Appreciating Those Who Write – Timothy Greek

Interested in the habits of other writers, I usually ask those who write about their methods and practices. I like thinking of the many ways that writers practice their craft, the environments they create in which to write, the types of materials they use, and their routines for getting started. I carry the images with me when I sit down to write, and it helps me to realize again how we find our way through the process in so many different ways.

Timothy Greek is a long-time close friend of ours (he and my husband have been friends since their high school years participating in theatre performances), who has had the same writing practice throughout his lifetime. A poet, now in his sixties, he has always carried around several 3 x 5 cards on which he jots down the lines to poems as he thinks of them. I recall him in his twenties, usually carrying a science fiction novel that had 3 x 5 colored index cards tucked away in between the pages. You can imagine how many cards he must have now.

It may take some time before they emerge in typed form on a regular sized page, and when they do, the result is as distinctive as his method. Here is a poem from our reading in Redlands, California with Luanne Castle over at Writer Site after her first collection, Doll God, came out:

Detached Virtue

The wine of Jesus had legs.
Though in his day,
They would say
It would float on water
Like a healing oil
At that osmotic line
Between heavenly fruit and earthly salt.
Only his feet could crush
The two into one.

You can see that he enjoys word-play. Here’s another:

Honest Ambiguity

So far, comme ci, as above
So good, comme ça, so below

Hear the confluence of listening
Sans the clutter of contiguous ubiquity’s froth

Swells clarity’s pulse,
The wealth of the heart that is open.
The rhythm of above and the beat below.

So far, comme ci, as above
So good, comme ça, so below

Choosing swine and judging pearls
Ah the whetting stone, used to guide the edge,
not thrown or hurled.

Intent, unlike the truth-bearing blade, is whole
Undivided by dichotomy.

So far, comme ci, as above
So good, comme ça, so below.

A regular at Starbucks, Tim is an almost daily customer. Even in our twenties, we met at coffee shops to discuss poetry and literature, and if I could recall the “enfoldments,” Emily Dickinson’s term for epiphanies, that we had during our conversations, I would record them in a book. Actually, I remember many of his comments as I used to jot them down. One of them comes to mind now: “It is short, aggression, but creativity is long and beautiful.” Coffee plays a large role in his regular process, though in the main, it is his original mind that perpetuates such interesting poems. Recently retired, he will be writing more frequently now that he has the rich gift of an abundance of time.

Here we are at a party, toasting to poets throughout time! Feel free to post your habits, practices, customs.

 

 

 

 

Two Poetry Collections

So much of my work emerges from an interior place, an inner knowing, a sense that yes, now I should write this story, or yes, right now this poem is forming in my thoughts. No matter how many lists or outlines I make of what I want to write, I find that I cannot keep to them because something else is rumbling within.

I am learning to pay attention to the interior world first. As the new year approached, I somehow knew that this would be the year that I would search for a publisher for my first collection of poetry. I am only now, as spring begins, delving in to the list to see which one might be a good fit for my work (or more importantly which one would accept my work).

On a side note, I have a poem called “The Northern Lights” in the most recent publication of the Schuylkill Valley Journal (I have no idea how to pronounce the name).

In the meantime, Luanne Castle, my office mate in graduate school and still my dear friend twenty-four years later, has published her second collection of poems, a chapbook called Kin Types (Finishing Line Press, 2017), which comes out June 23. She has been generous with encouragement and suggestions, and I am always inspired by her work.

Luanne’s first collection, Doll God, won the 2015 New Mexico-Arizona Book Award.

You can read my review of Doll God by clicking here.
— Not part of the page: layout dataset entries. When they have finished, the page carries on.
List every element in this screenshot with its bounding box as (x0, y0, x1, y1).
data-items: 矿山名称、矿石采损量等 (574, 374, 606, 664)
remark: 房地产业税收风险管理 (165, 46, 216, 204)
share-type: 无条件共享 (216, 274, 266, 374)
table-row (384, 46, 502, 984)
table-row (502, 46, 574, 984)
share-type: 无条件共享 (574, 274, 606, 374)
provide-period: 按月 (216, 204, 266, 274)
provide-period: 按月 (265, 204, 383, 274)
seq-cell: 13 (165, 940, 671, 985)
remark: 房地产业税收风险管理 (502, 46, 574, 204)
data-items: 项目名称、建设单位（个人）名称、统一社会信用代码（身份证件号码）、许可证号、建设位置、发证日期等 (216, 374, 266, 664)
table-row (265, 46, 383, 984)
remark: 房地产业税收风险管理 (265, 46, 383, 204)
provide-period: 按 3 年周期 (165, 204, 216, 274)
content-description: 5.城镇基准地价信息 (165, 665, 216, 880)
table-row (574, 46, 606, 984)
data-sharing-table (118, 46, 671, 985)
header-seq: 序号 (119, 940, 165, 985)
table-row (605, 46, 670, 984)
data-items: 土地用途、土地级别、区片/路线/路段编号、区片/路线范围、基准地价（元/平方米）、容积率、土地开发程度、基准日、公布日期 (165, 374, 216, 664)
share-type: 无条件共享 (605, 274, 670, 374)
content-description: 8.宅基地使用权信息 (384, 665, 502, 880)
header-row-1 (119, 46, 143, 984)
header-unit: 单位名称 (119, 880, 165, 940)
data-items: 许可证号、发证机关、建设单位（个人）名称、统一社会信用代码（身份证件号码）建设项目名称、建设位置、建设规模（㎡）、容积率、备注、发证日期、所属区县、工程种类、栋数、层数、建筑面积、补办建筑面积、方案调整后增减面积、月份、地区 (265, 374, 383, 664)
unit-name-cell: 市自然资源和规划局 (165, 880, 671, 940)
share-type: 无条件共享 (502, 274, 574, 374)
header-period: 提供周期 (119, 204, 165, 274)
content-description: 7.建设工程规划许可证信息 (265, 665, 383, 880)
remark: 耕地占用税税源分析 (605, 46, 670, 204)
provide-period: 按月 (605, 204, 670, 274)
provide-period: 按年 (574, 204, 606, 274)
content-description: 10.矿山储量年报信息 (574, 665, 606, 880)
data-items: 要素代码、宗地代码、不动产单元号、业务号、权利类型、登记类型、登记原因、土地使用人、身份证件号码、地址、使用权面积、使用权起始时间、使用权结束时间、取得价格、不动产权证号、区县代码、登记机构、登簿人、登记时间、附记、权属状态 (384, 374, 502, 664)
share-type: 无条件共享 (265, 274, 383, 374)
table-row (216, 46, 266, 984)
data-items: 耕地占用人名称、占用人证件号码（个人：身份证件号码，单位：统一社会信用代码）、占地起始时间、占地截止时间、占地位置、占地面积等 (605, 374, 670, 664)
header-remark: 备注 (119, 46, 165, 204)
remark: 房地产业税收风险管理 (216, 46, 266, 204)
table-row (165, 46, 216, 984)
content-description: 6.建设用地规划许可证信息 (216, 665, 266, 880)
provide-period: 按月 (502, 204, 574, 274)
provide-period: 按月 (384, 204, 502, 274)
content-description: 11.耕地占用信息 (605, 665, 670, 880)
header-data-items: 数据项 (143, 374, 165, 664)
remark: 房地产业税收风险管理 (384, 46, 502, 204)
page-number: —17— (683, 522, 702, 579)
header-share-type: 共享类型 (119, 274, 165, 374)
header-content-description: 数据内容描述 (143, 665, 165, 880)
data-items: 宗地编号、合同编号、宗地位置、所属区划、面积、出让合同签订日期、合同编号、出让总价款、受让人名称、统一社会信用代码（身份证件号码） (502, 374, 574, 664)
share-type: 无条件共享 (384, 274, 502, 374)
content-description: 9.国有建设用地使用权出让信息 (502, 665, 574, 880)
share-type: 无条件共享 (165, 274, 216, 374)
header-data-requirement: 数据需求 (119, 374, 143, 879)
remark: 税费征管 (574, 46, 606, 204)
You can order it by clicking here.

Kin Types is a remarkable collection of works that contains sketches of late family members in both poetry and prose. Luanne’s strong interest in genealogy has enabled her to amass a large collection of stories and photographs of her ancestors. She has told many of their stories in this collection, which is unique in its approach and content. The poems struck me as being “elegaic,” and in the broadest sense, they are elegies for the members of her family represented in the poems.

I already ordered mine! You can order pre-order a copy by clicking here.         

You can read my review of it by clicking here.

Inland Empire writers will know of Cindy Rinne, who is so active in the area that I think she has clones appearing for her in all places at once. Cindy has an eclectic set of talents, as you can see if you visit her website, http://www.fiberverse.com/.

In addition to her recently published novel in verse, Quiet Lantern, published by Turning Point Books, 2016, which you can order by clicking  here (see my review here), Rinne has a new chapbook coming out, Listen to the Codex, a remarkable collection of poems that sent me to the edge of my imagination. Listen to the Codex is part of the Native Blossoms Chapbook Series edited by Anne Yale at Yak Press. You can find out more about that series by clicking here.

So creativity abounds, and we are all the better for it. Have you put together a collection? What was your method? What governed your decisions? Feel free to post your ideas.